Genome Res. 2007 Oct;17(10):1496-504. doi: 10.1101/gr.6305707. Epub 2007 Sep 4.
The genomes of RNA viruses are characterized by their extremely small size and extremely high mutation rates (typically 10 kb and 10(-4)/base/replication cycle, respectively), traits that are thought to be causally linked. One aspect of their small size is the genome compression caused by the use of overlapping genes (where some nucleotides code for two genes). Using a comparative analysis of all known RNA viral species, we show that viruses with larger genomes tend to have less gene overlap. We provide a numerical model to show how a high mutation rate could lead to gene overlap, and we discuss the factors that might explain the observed relationship between gene overlap and genome size. We also propose a model for the evolution of gene overlap based on the co-opting of previously unused ORFs, which gives rise to two types of overlap: (1) the creation of novel genes inside older genes, predominantly via +1 frameshifts, and (2) the incremental increase in overlap between originally contiguous genes, with no frameshift preference. Both types of overlap are viewed as the creation of genomic novelty under pressure for genome compression. Simulations based on our model generate the empirical size distributions of overlaps and explain the observed frameshift preferences. We suggest that RNA viruses are a good model system for the investigation of general evolutionary relationship between genome attributes such as mutational robustness, mutation rate, and size.
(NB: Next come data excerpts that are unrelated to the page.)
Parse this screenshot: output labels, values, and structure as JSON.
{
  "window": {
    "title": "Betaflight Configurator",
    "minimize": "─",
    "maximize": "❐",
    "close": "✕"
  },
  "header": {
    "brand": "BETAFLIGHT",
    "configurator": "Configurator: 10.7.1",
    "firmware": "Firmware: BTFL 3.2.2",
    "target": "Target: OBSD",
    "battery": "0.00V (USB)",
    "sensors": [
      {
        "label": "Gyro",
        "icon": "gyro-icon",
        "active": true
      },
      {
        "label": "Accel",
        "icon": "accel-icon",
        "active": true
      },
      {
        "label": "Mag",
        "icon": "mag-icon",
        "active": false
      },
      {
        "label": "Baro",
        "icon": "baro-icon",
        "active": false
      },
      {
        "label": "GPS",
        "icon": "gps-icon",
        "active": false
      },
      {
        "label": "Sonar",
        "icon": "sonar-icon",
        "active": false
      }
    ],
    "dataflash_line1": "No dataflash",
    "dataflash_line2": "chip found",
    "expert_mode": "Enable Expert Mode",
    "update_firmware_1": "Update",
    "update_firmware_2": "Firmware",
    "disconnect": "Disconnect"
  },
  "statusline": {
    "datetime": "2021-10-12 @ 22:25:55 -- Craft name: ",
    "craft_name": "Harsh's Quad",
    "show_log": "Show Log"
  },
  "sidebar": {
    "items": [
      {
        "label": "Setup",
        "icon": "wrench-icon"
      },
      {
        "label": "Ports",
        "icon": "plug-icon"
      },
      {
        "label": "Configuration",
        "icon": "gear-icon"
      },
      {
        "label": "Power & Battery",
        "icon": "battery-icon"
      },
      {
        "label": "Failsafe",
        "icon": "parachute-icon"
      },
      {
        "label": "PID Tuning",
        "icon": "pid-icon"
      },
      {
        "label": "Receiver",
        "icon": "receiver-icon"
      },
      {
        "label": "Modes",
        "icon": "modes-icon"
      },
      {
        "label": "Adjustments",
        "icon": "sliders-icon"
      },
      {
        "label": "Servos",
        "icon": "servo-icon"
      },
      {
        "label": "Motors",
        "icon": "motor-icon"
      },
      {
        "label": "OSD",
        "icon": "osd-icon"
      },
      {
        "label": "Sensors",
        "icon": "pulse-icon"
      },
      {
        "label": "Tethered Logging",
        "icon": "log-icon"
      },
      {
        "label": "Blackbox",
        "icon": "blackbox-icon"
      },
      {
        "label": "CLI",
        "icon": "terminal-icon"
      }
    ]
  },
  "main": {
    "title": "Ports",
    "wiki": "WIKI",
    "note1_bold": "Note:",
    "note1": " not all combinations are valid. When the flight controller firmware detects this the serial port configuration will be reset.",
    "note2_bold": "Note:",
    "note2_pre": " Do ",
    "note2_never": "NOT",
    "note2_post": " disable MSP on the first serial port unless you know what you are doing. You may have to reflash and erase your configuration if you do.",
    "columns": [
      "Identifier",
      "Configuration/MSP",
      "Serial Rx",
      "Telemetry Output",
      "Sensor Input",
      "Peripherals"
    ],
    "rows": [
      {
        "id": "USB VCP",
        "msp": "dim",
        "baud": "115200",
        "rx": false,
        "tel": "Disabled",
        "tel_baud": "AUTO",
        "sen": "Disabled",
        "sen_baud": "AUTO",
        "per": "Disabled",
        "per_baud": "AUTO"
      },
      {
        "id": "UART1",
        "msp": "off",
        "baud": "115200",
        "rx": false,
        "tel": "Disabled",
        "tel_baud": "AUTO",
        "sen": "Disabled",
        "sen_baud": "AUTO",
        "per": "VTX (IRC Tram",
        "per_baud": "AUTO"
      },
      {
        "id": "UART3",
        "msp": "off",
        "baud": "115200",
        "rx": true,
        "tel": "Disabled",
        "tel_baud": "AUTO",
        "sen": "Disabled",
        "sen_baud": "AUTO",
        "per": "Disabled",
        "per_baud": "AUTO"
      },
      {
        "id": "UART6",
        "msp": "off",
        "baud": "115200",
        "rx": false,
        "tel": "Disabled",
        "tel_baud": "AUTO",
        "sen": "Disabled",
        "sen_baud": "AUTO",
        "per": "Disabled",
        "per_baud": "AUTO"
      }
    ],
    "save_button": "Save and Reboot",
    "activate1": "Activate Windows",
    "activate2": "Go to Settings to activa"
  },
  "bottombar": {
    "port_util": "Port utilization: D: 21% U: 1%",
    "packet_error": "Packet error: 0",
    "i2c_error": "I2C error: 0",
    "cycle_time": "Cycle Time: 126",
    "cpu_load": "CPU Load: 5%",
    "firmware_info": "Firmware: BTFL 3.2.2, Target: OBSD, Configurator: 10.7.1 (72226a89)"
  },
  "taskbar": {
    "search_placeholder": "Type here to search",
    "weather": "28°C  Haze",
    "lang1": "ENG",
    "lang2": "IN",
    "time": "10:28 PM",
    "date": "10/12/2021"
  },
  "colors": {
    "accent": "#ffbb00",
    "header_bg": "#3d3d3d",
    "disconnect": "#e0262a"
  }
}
RNA病毒的基因组具有极小的尺寸和极高的突变率(通常分别为10 kb和10(-4)/碱基/复制周期),人们认为这些特征之间存在因果联系。其小尺寸的一个方面是由于使用重叠基因(一些核苷酸编码两个基因)导致的基因组压缩。通过对所有已知RNA病毒物种的比较分析,我们发现基因组较大的病毒往往基因重叠较少。我们提供了一个数值模型来展示高突变率如何导致基因重叠,并讨论了可能解释观察到的基因重叠与基因组大小之间关系的因素。我们还基于对先前未使用的开放阅读框的征用提出了一个基因重叠进化模型,该模型产生了两种类型的重叠:(1)主要通过+1移码在较老的基因内部创建新基因,以及(2)原本相邻基因之间重叠的逐渐增加,且无移码偏好。这两种类型的重叠都被视为在基因组压缩压力下产生基因组新特性的过程。基于我们模型的模拟生成了重叠的经验大小分布,并解释了观察到的移码偏好。我们认为RNA病毒是研究基因组属性(如突变稳健性、突变率和大小)之间一般进化关系的良好模型系统。